Martin Padley, the London Water director for Thames Water, said that before answering questions he wanted to say that he was “personally mortified, and as a company we are mortified” for what had unfolded on the day of the flood.

He said that the company had been receiving thousands of reports of burst pipes across London during the sub-zero cold snap.

“Is this indicative of climate change?,” he said. “Well, it’s certainly been an odd year, let’s just put it that way. We’ve had the hottest period on record in recent years. We measure something called ‘soil moisture deficit’, which in simple language is just the dryness of the soil. It had been the driest it had been on record.”

He added: “So we had a period in the summer where the ground moved: it expands in the winter, it’s contracts in the summer – and it’s particularly a problem in London with clay soil.

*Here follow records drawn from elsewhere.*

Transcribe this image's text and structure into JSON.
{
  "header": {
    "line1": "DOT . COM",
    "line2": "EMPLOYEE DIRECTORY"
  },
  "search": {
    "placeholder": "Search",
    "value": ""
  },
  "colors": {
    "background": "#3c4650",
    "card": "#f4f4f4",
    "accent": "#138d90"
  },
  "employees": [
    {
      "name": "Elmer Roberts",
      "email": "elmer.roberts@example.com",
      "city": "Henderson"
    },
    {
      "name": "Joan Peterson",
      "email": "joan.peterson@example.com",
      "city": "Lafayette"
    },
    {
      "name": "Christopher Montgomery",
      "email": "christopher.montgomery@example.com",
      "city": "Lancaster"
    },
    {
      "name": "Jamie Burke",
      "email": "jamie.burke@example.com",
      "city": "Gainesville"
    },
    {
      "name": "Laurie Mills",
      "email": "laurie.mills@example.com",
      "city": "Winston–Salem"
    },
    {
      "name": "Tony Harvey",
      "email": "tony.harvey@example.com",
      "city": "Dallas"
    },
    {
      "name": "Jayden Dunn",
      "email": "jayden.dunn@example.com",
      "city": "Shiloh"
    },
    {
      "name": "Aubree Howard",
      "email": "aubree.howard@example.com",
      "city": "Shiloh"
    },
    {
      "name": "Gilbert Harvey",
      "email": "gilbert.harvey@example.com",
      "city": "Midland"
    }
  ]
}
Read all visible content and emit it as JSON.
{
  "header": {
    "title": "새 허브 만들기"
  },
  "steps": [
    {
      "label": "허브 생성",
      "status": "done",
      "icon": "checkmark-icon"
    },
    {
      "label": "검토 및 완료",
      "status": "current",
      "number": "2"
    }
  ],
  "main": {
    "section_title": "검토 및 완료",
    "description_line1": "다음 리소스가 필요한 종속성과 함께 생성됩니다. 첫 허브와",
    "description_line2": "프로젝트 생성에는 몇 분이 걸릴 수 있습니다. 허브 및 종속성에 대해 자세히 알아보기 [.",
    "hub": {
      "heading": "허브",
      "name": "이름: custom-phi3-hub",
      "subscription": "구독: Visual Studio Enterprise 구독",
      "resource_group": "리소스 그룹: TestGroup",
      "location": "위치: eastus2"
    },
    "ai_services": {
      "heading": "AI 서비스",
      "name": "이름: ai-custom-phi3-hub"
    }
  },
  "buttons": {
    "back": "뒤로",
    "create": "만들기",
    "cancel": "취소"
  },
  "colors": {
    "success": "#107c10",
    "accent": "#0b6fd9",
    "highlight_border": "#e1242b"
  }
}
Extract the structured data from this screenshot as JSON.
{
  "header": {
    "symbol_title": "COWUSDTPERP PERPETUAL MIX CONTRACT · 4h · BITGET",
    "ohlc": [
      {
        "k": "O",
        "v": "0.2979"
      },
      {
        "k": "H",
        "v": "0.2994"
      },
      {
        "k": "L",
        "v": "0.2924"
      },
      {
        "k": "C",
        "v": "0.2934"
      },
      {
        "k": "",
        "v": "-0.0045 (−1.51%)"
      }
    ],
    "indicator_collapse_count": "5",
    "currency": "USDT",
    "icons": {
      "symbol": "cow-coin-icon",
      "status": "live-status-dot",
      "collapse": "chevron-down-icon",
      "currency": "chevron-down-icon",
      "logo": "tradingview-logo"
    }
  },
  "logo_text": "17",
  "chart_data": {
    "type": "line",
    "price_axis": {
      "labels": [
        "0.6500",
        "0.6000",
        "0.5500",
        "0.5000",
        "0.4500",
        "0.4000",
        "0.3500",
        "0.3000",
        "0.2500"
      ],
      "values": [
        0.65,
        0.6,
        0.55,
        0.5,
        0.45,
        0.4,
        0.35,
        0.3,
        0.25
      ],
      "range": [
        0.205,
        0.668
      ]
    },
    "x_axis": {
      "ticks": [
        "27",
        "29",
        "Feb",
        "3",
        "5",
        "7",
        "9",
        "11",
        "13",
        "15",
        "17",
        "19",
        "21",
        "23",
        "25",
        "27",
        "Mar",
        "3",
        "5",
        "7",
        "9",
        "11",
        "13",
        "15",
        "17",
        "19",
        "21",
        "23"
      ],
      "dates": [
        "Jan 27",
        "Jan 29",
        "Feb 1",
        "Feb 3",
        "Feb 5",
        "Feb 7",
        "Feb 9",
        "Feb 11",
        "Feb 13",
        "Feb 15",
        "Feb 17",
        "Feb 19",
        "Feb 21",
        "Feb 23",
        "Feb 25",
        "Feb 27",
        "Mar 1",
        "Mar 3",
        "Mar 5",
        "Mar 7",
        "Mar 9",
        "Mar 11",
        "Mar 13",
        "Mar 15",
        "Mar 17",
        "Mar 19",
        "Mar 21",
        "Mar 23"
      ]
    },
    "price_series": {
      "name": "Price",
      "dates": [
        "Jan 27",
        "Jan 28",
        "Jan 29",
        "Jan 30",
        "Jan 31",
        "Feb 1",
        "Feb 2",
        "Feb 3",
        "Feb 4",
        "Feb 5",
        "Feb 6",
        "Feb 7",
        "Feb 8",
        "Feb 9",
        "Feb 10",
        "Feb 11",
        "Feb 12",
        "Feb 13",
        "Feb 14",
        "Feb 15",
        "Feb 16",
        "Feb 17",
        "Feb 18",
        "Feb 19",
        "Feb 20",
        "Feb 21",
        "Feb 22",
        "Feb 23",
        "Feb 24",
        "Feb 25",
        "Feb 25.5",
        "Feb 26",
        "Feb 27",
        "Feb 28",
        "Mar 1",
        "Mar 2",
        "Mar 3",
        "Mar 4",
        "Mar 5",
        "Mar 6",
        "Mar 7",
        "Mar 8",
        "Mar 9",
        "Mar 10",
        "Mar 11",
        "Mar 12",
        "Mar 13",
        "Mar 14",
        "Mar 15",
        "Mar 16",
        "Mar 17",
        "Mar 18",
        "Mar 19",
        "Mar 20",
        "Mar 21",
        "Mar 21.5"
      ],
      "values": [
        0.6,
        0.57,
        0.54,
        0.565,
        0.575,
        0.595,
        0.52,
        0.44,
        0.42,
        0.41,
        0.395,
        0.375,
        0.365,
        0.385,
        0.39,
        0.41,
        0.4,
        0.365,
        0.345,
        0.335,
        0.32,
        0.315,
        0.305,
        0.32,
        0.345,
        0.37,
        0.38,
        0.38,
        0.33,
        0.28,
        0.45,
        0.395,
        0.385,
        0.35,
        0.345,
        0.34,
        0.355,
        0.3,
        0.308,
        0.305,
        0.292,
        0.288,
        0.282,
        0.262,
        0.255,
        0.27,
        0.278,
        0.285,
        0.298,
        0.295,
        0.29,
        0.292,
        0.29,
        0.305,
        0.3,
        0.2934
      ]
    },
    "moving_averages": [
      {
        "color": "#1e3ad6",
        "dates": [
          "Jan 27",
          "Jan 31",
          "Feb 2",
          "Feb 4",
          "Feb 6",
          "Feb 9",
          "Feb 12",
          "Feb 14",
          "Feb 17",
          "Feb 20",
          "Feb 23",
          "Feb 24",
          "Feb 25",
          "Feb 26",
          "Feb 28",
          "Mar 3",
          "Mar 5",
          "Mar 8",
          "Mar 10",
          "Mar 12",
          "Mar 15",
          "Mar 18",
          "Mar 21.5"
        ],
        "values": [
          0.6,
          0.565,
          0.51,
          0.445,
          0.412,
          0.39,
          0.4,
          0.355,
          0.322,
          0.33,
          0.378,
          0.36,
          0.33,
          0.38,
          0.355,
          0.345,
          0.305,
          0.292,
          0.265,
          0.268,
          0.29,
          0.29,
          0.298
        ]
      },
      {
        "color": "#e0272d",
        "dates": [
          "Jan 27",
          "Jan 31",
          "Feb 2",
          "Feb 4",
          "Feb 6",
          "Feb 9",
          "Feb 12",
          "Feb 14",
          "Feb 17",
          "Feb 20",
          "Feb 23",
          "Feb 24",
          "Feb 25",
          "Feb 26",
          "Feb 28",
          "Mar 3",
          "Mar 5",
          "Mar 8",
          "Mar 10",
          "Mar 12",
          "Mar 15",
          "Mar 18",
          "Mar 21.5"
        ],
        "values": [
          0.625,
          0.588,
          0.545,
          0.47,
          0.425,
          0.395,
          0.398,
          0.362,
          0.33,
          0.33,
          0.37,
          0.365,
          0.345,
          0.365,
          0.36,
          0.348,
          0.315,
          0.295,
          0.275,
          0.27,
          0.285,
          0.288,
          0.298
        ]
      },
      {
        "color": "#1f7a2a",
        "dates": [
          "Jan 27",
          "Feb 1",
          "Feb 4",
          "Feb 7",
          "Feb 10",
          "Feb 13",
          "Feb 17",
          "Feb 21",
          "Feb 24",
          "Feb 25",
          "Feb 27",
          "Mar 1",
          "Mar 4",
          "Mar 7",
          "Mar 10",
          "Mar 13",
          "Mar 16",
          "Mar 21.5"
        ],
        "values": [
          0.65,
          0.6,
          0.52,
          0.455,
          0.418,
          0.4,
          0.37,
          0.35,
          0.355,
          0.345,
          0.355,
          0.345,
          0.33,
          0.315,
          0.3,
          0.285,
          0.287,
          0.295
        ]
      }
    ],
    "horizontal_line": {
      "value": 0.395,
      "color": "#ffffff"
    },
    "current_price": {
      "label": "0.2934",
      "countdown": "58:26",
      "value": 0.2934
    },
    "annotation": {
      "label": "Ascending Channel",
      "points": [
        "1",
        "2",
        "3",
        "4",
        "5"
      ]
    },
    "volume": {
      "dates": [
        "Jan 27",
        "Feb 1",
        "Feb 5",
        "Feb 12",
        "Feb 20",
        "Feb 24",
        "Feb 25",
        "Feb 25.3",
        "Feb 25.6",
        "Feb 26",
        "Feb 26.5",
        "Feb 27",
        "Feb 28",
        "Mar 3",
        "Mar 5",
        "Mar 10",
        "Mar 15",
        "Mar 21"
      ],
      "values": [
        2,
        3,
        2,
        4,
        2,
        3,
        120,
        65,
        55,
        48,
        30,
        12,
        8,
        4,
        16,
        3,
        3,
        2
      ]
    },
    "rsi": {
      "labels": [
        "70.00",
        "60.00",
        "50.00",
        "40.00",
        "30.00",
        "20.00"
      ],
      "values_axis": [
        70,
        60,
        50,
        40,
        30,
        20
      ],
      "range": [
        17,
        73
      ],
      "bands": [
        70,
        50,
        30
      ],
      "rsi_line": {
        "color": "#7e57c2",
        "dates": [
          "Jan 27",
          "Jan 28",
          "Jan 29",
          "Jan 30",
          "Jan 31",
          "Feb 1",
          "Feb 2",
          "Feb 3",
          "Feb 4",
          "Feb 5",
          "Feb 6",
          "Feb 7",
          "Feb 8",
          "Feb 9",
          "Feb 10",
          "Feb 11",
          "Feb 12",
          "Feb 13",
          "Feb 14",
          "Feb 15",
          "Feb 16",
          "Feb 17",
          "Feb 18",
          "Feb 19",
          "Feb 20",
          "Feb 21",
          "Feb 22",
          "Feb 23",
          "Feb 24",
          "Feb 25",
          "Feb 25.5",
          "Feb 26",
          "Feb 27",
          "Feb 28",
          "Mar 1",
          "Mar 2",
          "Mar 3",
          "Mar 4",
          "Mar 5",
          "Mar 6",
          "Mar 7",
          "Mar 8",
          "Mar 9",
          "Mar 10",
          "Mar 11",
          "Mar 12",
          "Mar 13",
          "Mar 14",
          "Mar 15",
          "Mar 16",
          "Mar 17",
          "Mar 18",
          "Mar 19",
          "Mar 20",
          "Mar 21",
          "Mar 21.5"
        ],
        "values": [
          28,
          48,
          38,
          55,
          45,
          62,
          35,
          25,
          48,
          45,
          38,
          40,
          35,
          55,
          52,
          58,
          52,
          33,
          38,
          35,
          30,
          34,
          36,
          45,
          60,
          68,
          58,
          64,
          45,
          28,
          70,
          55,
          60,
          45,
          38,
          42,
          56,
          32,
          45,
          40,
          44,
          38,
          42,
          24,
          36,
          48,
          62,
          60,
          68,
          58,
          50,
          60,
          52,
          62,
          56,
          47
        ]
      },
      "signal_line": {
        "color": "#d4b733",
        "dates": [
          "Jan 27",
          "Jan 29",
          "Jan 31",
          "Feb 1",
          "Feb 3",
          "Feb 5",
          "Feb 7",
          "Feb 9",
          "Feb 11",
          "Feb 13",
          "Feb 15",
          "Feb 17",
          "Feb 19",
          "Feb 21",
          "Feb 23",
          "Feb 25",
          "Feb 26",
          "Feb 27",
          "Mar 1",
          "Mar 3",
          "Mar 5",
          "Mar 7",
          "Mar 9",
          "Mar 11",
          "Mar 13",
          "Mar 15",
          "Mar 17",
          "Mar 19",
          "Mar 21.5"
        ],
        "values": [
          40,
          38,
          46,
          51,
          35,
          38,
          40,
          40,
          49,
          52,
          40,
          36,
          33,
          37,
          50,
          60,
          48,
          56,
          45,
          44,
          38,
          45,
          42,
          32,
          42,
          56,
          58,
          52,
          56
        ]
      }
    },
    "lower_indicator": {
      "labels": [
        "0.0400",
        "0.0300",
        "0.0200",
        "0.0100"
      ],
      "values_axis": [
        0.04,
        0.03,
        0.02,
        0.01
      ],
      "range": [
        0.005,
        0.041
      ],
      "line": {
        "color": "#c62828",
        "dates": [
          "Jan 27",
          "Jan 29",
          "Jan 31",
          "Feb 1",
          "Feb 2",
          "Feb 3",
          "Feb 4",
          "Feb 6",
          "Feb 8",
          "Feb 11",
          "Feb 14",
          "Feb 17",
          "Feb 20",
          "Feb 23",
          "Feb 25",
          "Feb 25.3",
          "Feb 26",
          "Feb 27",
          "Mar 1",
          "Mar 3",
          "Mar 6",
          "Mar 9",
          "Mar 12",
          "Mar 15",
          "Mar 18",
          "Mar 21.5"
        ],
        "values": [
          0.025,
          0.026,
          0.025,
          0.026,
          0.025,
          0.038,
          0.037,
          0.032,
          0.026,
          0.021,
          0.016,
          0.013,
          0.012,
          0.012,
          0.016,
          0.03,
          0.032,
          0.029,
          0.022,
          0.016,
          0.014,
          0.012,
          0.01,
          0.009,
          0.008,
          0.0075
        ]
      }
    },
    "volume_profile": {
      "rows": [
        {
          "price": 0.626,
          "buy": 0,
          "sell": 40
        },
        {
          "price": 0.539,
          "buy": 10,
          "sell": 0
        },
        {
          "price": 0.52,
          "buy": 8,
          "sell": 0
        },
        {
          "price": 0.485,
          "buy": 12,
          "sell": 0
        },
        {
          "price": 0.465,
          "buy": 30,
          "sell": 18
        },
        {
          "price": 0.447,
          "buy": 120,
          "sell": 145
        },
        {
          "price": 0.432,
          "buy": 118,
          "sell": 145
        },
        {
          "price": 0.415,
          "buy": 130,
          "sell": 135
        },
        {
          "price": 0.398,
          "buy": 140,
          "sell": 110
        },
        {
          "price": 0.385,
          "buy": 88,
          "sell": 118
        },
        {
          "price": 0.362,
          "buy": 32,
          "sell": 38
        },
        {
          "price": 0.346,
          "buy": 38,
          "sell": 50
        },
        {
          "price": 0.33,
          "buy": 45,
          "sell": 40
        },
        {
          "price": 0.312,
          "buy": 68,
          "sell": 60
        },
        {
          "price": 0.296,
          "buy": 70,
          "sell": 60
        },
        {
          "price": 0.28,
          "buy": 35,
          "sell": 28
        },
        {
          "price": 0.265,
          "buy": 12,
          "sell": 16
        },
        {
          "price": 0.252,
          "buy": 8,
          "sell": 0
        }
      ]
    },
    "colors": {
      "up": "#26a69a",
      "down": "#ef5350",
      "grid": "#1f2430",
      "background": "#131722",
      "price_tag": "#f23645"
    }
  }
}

I’ve been in the water industry for a very long time and there is no doubt the climate has changed a lot in that period – there’s more extremes than it used to be when I started 28 years ago.”

[Simon Lamrock]

He said that Thames Water had increased the number of repair teams on the ground, but: “If I could get more by the way I would. They just aren’t available for me to get.”

The pipe that burst in Belsize Road was nearly 100 years old, stamped 1925, but Simon Moore, head of London planning at Thames Water, said that the “forces in breaking them are substantial” and that there was not much evidence of corrosion.

He said: “The best thing we can do to make our network more resilient is to replace it. It’s also the most costly thing to do. It’s also the most intrusive thing to do for customers in terms of shutting roads, or what have you. It’s also the most time consuming thing to do. We are in the process of replacing hundreds of networks, but not as fast as we would like to do it.”

He added that there had already been a “substantial” amount of work in Camden “but it obviously hasn’t stopped this event and there is still a reasonable length of network that is not replaced, which we need to work through sort of in due course.”

The company’s representatives said that its shareholders had been putting in investment in recent years rather than collecting plump dividends, as it tried to make up £1.9 billion it needed for the mains work beyond what it had been allowed by the regulator to take in customer bills.

But this would not go on, councillors will told, amid questions over how the provision of water should be set up. There have been calls for basic utilities to be nationalised in recent years, rather than having a system that allows private business to try and make money out of something everybody needs – like running, clean water.

Mr Padley said: “It’s often quoted how much profit we make. The turnover of the business about 2 billion pound actually we made a small loss last year. It got reported in the press that we made profit, but that was because of a prior year adjustment. It was an accounting treatment. It was not a profit. In fact, we made a small loss of about 11 million pounds.”

He added: “In terms of the investment and the delivery to shareholders: they’ve actually had no dividend from the company for six years.”

Customers have no choice over whether they use Thames Water or not, but due to this monopoly a regulator sets how much it can charge in bills.

“It’s really tough call isn’t it? I mean, when I joined the industry just after privatisation, it was not in a great state, and being really truthfully honest with you, there’d been decades of underinvestment,” Mr Padley told councillors.

“I guess I’d worry as a water as a dyed-in-the-wool water industry professional, that if the ocean if it moved we’d be up against education, health, and all those sorts of equal priorities. So it’s not our call to say how we are owned and how we are regulated. It’s our call to do the best with what we have. But it’s very obvious to us climate change is real.”

Mr Moore added: “The money has to be found for somewhere. That’s the point. So whatever the ownership model is, whether it’s a general taxation or specific water bills, that money has to come from somewhere to address these asset [the mains pipes and other equipment] issues.”

Mr Padley said the company was “very sensitive” to any discussion around raising bills.